A year later, Thompson is still recovering.
"Right now, I walk a ton," explained Thompson. "I love walk-jogging. And so I'm about to walk-jogging 26 minutes which is great, and my record for jogging is four minutes in a row on the treadmill. Bit by bit I think, I'm trying to progress and progress at a pace that's good but not too fast and not too slow and just trying to figure out kind of what's next and what fitness will look like long term."
2021 Central Kentucky Heart Walk Chair and Commonwealth Credit Union President/CEO Karen Harbin stressed the importance of paying attention to health before it becomes something out of control.
"80% is lifestyle changes and exercise, eating right, controlling your medicine, knowing your symptoms; knowing your body," Harbin explained. "You can prevent heart attacks and stroke. Even if it is hereditary, the things you do in your lifestyle can prevent that. I talked about research and education, the person has to commit to knowing those things about themselves in order to make the changes they need to prevent themselves from being a fatality."
On Saturday, Thompson plans to walk in the Central Kentucky Heart Walk. The Heart Association asks participants to explain why they are walking.

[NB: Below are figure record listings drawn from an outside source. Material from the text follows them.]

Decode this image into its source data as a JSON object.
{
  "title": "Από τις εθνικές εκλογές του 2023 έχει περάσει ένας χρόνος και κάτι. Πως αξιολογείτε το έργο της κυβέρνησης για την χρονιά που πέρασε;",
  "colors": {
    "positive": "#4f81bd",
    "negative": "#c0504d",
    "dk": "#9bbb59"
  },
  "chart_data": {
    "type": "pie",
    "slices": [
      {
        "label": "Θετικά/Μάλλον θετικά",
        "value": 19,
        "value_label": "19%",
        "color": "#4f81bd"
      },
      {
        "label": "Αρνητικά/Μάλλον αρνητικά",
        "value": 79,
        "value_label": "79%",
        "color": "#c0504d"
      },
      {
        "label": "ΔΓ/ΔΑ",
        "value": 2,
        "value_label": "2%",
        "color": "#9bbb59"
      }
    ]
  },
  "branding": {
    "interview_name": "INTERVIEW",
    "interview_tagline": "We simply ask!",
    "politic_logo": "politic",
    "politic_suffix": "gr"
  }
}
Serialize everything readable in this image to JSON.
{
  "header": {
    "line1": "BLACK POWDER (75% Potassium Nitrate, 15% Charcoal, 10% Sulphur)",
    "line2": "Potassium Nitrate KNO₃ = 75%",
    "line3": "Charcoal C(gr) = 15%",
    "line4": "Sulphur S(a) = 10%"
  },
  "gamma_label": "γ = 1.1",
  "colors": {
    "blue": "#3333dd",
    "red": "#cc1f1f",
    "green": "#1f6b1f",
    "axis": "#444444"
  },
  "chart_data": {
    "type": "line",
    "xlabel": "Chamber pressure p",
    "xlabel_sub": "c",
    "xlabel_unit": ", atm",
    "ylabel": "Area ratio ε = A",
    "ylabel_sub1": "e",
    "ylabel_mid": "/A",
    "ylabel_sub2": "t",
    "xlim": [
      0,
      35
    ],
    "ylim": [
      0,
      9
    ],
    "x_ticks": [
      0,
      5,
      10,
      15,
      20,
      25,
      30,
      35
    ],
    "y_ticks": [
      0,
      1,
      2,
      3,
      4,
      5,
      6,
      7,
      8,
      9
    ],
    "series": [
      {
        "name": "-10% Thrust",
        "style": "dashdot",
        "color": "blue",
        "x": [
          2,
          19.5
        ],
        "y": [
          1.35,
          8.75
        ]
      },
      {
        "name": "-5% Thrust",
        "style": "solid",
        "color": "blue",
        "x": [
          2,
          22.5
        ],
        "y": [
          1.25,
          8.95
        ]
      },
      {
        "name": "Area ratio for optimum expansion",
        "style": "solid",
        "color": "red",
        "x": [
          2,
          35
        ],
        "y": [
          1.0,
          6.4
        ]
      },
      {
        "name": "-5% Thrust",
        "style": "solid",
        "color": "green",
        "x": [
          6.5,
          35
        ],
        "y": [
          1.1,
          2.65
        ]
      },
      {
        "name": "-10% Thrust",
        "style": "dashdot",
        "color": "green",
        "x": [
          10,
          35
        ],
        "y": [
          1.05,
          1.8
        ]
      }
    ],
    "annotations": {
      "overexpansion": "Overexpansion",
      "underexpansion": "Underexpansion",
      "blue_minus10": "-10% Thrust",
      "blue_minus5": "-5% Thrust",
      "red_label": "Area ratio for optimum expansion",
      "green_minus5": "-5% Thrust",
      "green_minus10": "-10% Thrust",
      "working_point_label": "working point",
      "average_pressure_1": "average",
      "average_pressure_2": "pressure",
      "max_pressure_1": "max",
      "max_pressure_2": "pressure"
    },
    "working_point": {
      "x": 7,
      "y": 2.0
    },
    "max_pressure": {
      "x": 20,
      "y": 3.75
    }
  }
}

Thompson said, "When I think about what my 'why,' is it really is because I'm not alone in this. UK Healthcare Dr. Hassan Reda -- everybody did such a fantastic job taking care of me. But the more I share my story, the more I hear and meet people with similar stories and so it really is about trying to improve heart health for the bigger picture and be a part of that mission you know now that I'm on the other side it's kind of like what can I do to pay this forward and help continue the trend."
Click here to sign up for Saturday's Central Kentucky Heart Walk.
"It'll be a pretty day," said Harbin. "Everybody walk and post your pictures, and help us raise awareness!"